Commençons par un cliché : le temps c’est de l’argent. Et le tic-tac des secondes qui s’écoulent, emportant opportunités et approchant tout un chacun de la fermeture de la bourse n’a jamais résonné aussi clairement qu’aux Etats-Unis. A partir de la fin du 19e siècle, tout y est vitesse. Le train traverse la plaine pour atteindre l’Ouest plus vite. Lindbergh tente le transatlantique pour se rendre en Europe plus vite. La voiture se fait sportive pour arriver aux Hamptons plus vite. Et les bâtiments des villes se mettent à gratter le ciel car les ascenseurs permettent de monter plus vite.
Ce perpétuel combat contre la perte de temps toucha tous les domaines de la vie quotidienne. Dans les affaires de bouche, la food n’était pas la seule à devenir fast. De fait, le bar est l’emblème de cette lutte sans merci : on l’a oublié, mais il s’agit d’une invention 100% américaine dont la seule finalité était de servir le client debout. Un client qui ne s’assied pas est un client qui boit rapidement. Et donc un client qui boit plus ou qui laisse la place à un autre. Ce n’était pas le bordel ambulant que chantait Jacques Brel et il n’y avait pas d’adjudant qui beuglait « au suivant » mais vous voyez l’idée…
Quand le cocktail est arrivé en Europe, nos ancêtres se laissèrent fasciner par la paille et les boissons glacées, nous l’avons déjà commenté. Le bar marquât aussi les esprits : du jamais vu dans des villes où le service à table était la constante des grands cafés. L’Europe d’alors aimait bien sûr déjà autant le fric que les Ricains. Elle allait cependant moins vite. Et même si les cinglés des années folles et les futuristes se convertirent en apôtres de l’accélération, rentrer dans un établissement, s’approcher de ce long comptoir, commander un cock-tail et l’avaler en deux traits était vraiment trop étrange pour un citoyen du vieux monde, à moins de se la jouer yankee et de lâcher du O.K. à tout va.
Ce qui a permis au bar américain de s’enraciner dans nos contrées, c’est que le tabouret a pris de la hauteur. Ses pieds allongés, il permettait au buveur de s’asseoir et de prendre son temps — mais pas trop, car il était moins confortable qu’une chaise ou un fauteuil. On pourrait dire qu’arrivé en Europe, le moteur américain fut bridé, forcé de ralentir. Le bar perdait un peu de sa fonction première. Mais au moins il triomphait.

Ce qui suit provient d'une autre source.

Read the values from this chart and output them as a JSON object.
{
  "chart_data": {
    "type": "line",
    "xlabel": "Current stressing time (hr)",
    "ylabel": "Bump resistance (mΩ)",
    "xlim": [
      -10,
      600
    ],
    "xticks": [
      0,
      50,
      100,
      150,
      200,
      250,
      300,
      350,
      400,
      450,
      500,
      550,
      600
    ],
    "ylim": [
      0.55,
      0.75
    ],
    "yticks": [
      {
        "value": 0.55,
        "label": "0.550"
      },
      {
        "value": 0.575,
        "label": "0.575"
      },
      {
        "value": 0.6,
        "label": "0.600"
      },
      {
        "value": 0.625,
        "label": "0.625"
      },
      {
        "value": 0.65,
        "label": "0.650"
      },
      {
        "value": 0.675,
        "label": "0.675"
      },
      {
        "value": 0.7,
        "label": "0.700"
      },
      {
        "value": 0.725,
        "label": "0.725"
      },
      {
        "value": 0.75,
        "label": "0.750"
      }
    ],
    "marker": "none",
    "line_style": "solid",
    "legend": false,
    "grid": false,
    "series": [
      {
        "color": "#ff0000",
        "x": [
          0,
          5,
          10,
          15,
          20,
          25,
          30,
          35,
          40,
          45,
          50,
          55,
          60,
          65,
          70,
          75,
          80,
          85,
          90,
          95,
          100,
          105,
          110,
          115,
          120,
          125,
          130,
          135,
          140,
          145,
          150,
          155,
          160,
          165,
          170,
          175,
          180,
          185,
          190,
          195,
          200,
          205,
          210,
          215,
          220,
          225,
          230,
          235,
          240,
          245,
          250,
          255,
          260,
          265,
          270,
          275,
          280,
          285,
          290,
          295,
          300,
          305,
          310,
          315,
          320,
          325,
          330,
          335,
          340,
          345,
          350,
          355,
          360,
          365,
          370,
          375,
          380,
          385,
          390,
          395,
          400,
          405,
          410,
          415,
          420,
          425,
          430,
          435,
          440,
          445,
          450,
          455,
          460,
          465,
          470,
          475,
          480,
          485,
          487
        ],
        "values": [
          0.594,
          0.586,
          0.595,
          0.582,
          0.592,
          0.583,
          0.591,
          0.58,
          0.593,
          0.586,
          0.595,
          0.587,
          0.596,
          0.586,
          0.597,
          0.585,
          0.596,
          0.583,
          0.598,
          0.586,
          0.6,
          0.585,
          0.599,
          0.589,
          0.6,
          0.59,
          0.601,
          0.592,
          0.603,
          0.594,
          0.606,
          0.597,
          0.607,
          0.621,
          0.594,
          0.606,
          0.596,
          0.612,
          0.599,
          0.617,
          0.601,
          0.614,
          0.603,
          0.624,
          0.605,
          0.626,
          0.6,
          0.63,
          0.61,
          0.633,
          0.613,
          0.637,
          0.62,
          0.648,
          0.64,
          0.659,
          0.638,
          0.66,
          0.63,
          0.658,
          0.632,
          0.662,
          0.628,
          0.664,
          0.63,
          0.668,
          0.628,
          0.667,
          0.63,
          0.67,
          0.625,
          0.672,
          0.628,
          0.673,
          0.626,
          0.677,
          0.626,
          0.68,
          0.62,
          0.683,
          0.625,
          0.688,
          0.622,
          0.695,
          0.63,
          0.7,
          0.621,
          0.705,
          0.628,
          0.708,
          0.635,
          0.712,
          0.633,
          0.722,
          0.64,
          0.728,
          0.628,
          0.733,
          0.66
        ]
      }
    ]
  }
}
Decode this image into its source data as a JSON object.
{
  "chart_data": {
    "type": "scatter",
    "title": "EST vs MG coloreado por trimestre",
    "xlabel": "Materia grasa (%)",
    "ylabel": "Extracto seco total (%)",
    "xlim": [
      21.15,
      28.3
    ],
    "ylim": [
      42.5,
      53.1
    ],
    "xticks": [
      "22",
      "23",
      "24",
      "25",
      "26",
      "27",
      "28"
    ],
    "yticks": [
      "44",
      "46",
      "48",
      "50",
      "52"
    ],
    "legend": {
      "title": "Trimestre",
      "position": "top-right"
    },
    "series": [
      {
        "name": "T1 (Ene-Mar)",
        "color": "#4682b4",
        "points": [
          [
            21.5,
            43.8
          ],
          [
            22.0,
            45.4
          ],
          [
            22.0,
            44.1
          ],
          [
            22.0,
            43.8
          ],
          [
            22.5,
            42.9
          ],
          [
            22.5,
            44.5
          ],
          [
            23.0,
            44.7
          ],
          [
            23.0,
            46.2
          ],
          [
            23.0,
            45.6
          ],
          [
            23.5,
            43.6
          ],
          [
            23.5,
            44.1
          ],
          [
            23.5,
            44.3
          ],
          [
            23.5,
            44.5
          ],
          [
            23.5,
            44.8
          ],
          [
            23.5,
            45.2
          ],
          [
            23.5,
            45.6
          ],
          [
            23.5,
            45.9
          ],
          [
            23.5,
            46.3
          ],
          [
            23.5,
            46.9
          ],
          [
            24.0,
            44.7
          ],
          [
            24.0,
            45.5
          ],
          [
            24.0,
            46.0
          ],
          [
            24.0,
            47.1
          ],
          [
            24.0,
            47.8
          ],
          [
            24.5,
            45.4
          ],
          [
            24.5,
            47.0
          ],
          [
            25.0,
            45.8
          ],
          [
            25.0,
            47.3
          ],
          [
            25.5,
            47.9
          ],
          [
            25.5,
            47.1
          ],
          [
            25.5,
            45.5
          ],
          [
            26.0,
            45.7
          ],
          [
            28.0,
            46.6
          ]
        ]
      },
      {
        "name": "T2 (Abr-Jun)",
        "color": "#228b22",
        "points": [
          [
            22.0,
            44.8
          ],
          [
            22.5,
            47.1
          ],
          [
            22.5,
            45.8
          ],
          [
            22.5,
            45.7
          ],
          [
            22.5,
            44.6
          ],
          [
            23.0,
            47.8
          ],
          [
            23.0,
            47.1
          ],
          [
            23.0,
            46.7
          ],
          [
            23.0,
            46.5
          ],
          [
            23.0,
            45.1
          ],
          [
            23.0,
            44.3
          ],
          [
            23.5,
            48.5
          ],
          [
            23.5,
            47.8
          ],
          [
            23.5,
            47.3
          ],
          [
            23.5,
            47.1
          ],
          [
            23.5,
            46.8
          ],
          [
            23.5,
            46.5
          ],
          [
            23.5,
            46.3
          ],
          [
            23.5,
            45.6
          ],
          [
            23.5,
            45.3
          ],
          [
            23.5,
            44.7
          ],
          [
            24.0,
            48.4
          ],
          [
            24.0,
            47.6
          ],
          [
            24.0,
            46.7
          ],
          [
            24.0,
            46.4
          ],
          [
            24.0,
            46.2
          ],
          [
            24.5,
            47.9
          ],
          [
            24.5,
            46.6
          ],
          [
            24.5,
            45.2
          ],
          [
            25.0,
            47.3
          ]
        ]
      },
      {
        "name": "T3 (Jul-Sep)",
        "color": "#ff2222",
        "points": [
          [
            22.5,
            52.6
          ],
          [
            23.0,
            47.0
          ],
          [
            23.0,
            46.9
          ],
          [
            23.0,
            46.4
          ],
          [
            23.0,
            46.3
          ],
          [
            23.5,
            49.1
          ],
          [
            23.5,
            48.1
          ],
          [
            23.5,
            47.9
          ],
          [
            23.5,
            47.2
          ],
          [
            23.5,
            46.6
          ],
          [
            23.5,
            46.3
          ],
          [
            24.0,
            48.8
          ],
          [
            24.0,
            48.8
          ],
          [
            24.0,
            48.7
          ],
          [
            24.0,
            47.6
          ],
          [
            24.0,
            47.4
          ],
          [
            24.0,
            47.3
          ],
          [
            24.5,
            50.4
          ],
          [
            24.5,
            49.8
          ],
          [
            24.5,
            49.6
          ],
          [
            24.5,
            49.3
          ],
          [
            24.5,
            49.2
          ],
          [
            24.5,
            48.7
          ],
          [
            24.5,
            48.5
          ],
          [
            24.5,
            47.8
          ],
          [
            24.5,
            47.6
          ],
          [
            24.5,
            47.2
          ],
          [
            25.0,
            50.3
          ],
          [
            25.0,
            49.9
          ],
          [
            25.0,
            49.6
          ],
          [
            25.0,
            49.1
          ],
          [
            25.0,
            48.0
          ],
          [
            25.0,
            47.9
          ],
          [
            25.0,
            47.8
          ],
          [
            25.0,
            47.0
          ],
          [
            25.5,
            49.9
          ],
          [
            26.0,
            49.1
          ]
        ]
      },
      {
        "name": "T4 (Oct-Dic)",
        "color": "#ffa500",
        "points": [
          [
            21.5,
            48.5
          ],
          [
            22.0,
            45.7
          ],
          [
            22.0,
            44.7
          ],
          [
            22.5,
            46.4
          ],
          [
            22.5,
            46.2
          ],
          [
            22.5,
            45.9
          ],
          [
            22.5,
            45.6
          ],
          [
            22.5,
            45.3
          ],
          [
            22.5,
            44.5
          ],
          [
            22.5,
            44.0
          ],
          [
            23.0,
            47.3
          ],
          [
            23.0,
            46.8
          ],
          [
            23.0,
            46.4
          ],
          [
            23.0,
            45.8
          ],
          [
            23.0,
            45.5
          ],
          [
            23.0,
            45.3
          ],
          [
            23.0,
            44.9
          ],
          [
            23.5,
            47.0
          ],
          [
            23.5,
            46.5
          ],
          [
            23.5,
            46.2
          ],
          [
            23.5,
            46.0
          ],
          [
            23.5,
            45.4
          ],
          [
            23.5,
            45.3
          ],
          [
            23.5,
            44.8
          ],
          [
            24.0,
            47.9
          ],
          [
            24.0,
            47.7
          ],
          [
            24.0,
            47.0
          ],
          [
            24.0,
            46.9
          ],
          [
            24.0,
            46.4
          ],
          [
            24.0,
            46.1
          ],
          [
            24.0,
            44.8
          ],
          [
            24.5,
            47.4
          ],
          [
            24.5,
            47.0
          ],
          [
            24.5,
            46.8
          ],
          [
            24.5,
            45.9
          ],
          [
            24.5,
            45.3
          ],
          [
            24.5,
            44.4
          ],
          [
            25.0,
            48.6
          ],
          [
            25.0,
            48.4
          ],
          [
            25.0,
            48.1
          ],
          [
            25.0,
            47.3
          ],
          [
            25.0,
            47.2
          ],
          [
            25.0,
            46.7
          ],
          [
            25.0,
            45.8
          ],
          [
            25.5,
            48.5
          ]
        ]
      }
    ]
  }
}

Cependant, le tabouret ne doit pas uniquement son succès à avoir su favoriser l’adaptation de la vitesse du bar à celle des vieilles routes de l’ancien monde; il le doit surtout à qui venait y poser son fessier. L’âge d’or du cocktail en Europe, c’est les années 20. Et le public numéro un des bars américains d’alors est la femme — nous y reviendrons. Alors que tant les coupes de cheveux que celles des jupes se font plus courtes, les femmes se perchent sur des tabourets dont les pieds longs font écho aux jambes interminables qu’elles révèlent. Au bar, on y va pour boire un cocktail, certes, mais on y reste pour admirer le paysage. C’est en tout cas ainsi que décrivent la faune du bar américain un certain nombre de commentateurs mateurs. Les Etats-Unis adoptèrent l’innovation européenne après la prohibition. Aujourd’hui, plus personne ne va dans un bar pour ce que le tabouret dévoile. A chaque époque son frisson.